Nous trainons nos épaisses valises dans le couloir du train, nous joignant à d’autres voyageurs en costumes et robes. Notre chauffeur s’empresse de venir à notre rencontre pour prendre nos valises.

— Merci.

— Je vous en prie !

Depuis le bout du quai, attirée par l’inhabituelle galanterie du cheminot couvert de suie, Antoinette approche. Lorsque mes bottes à talon touchent terre, elle s’exclame :

— Ma parole ! — À grandes enjambées elle s’avance vers moi. — Qu’est-ce qui t’amène ici ? Je te croyais rentrée chez toi.

— Je viens rendre visite. Je vous présente…

— Laisse-moi deviner. Ta mère ? Facile ! Même audace !

— Même audace ? s’étonne Maman.

— Qui oserait une coupe de cheveux d’homme sinon la mère de la Punaise ?

Maman rajuste son chapeau, gênée. Cherchant une autre discussion, je dis :

— Il fait toujours aussi chaud. Le Païen n’a pas changé de place ?

— Non. Et Jacques est toujours à la recherche d’une danseuse pour te remplacer. Le voir va le faire bondir de joie. Attends ! Je vais prendre une de vos valises, nous allons monter ensemble !

— C’est gentil !

Elle soulève une valise, puis nous passons devant le chasse-bœuf pour gagner la colline. Elle me confie :

— Tu as plus belle allure qu’à ta première arrivée, ici.

— Et j’ai des bagages. Cette fois-ci, j’ai pu préparer ma venue.

— C’est mieux ainsi.

Nous croisons un cavalier.

— C’est extraordinaire ! s’exclame ma mère.

— Qu’est-ce qui est extraordinaire ? demande Antoinette.

— Votre ville ! C’est tellement différent de chez nous !

— J’avais bien compris que par chez vous, ce n’était pas les mêmes lois.

Petit à petit, au fil des ébahissements maternels, nous parvenons dans la rue du Païen. Revoir le bâtiment, me fait un pincement au cœur. L’emblème de la danseuse sur une barre a été fait en mon honneur. Me rappeler combien j’ai changé à moi seule la face de la taverne, me fait un effet étrange. À l’entrée, sur le tableau noir, il est écrit qu’il cherche une danseuse érotique.

Fourbue du poids de la valise, je pousse le portillon à double-battant. J’entends les grognements de Jacques depuis la cuisine. Jésus m’aperçoit avec un grand sourire. Mon index en travers de mes lèvres lui indique de ne pas crier. Le bruit de mes talons ne semble pas être entendu ni de Jacques ni de Martine qui lui donne des conseils pour adapter la recette.

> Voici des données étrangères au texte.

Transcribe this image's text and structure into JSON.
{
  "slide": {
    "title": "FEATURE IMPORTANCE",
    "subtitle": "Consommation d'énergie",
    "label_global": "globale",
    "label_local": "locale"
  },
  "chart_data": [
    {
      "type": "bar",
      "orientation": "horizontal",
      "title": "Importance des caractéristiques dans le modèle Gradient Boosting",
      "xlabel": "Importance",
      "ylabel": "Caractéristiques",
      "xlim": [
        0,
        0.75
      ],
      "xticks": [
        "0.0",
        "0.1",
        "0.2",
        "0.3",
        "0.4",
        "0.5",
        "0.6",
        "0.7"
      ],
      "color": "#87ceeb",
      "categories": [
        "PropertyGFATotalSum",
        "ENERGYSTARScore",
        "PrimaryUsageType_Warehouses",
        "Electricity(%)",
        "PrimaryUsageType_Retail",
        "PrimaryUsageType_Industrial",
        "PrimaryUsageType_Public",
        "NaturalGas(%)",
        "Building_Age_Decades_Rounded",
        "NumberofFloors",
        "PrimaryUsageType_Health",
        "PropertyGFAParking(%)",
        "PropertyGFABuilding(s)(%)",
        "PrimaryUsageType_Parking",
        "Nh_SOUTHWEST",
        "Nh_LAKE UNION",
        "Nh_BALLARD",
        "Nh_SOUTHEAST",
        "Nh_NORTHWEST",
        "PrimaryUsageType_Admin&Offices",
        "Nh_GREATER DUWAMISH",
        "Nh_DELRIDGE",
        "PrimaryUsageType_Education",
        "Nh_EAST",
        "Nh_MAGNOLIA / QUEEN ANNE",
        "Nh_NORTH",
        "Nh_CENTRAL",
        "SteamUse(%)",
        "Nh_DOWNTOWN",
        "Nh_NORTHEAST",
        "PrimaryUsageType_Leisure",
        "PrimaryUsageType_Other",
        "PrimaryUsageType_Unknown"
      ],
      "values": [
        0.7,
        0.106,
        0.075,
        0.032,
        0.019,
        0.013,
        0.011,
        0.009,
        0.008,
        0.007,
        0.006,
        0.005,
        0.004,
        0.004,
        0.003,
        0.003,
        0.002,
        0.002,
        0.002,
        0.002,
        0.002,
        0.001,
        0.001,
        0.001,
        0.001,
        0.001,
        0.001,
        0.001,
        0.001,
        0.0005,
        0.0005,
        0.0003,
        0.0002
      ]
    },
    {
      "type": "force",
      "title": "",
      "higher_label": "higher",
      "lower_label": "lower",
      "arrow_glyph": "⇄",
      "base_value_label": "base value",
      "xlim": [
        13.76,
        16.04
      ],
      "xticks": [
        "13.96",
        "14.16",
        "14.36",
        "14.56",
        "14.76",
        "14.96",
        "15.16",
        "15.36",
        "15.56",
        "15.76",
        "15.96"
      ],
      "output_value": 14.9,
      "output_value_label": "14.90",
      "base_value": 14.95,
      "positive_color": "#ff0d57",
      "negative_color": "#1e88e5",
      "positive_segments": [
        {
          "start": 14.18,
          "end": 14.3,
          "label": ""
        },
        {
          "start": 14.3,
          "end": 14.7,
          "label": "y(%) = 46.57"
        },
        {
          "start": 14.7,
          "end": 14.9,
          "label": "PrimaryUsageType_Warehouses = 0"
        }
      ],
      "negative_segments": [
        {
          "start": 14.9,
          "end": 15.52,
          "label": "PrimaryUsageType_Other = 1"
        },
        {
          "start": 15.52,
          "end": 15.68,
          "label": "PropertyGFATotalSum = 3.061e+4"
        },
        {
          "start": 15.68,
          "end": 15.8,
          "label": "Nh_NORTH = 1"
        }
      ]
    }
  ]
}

— Mettez la dose ! Ça sera fade, sinon

— Mais on n’en aura bientôt plus de vos épices !

— On fera une autre recette !

Je m’appuie sur le montant de la porte de la cuisine me constate à voix haute :

— Toujours aussi grincheux.

Jacques sursaute en portant la main à son cœur, puis la joie transforme son visage rouge.

— La Punaise ! !

— Il paraît que tu cherches une danseuse.

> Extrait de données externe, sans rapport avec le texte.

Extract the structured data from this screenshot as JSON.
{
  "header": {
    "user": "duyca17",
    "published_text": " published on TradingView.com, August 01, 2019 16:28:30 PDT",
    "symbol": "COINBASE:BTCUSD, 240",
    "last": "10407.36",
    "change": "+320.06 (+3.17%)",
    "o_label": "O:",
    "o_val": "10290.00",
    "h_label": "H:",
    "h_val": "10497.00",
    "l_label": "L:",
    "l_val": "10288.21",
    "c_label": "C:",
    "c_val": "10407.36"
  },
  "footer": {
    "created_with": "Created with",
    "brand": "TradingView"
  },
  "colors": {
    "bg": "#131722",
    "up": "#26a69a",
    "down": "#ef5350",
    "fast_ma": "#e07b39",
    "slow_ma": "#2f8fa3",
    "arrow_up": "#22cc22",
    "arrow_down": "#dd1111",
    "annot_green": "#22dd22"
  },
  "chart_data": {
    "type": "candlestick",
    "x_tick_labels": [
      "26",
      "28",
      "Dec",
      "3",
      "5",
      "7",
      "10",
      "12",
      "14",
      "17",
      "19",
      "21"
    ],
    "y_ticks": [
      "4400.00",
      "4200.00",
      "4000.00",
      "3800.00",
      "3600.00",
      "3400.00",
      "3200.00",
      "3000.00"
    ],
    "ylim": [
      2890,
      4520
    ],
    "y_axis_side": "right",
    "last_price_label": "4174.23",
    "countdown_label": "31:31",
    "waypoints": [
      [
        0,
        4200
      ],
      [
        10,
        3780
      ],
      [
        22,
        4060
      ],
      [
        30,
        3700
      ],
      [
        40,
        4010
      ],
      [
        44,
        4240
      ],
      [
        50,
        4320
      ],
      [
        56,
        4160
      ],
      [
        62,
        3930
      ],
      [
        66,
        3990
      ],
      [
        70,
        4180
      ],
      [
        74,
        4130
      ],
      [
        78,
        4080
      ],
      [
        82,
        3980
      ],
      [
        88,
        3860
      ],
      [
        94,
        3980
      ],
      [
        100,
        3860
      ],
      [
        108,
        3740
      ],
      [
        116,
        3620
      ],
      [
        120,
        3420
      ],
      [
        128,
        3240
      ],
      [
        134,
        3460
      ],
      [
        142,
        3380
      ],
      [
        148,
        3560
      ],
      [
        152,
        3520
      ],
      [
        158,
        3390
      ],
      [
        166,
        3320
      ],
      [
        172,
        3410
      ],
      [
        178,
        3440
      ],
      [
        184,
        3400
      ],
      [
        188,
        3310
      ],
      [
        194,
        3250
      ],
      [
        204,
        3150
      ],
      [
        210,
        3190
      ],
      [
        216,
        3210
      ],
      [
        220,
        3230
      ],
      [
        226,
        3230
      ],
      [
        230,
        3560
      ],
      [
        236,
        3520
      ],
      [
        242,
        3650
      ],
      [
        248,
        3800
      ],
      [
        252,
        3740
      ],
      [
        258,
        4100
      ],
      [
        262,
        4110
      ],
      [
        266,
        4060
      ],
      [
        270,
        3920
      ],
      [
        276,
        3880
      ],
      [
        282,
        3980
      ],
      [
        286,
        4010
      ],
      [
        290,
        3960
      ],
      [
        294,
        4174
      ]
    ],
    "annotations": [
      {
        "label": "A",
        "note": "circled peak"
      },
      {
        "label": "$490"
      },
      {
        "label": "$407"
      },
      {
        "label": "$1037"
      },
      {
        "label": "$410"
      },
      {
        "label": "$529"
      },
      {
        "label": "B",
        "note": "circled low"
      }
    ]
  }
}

Ses deux grosses mains serrent mes épaules, pour qu’il puisse m’admirer.

— Tu es revenue !

Ses joues trempées de sueur se posent sur les miennes. Puis sans lâcher mes épaules, il demande :

— Tu vas danser ?

— J’y compte bien ! Pas ce soir, mais sitôt que Jésus et moi serons prêts.

— Ha ! Ha ! Tu vas rester longtemps ?

— Quelques jours, peut-être une semaine ou deux. Le temps de me faire un peu d’argent.

— Je n’ai pas dépensé les vingt-mille francs que tu m’as prêtés.

— Donnés. Je te les ai donnés !

— Tu es bien trop généreuse, la Punaise !

— Dis celui qui a acheté des wallabies pour que son frère accepte de prêter des chevaux.

— J’ai fait plaisir à mon frère, et j’ai évité que tu te prostitues pour des chevaux.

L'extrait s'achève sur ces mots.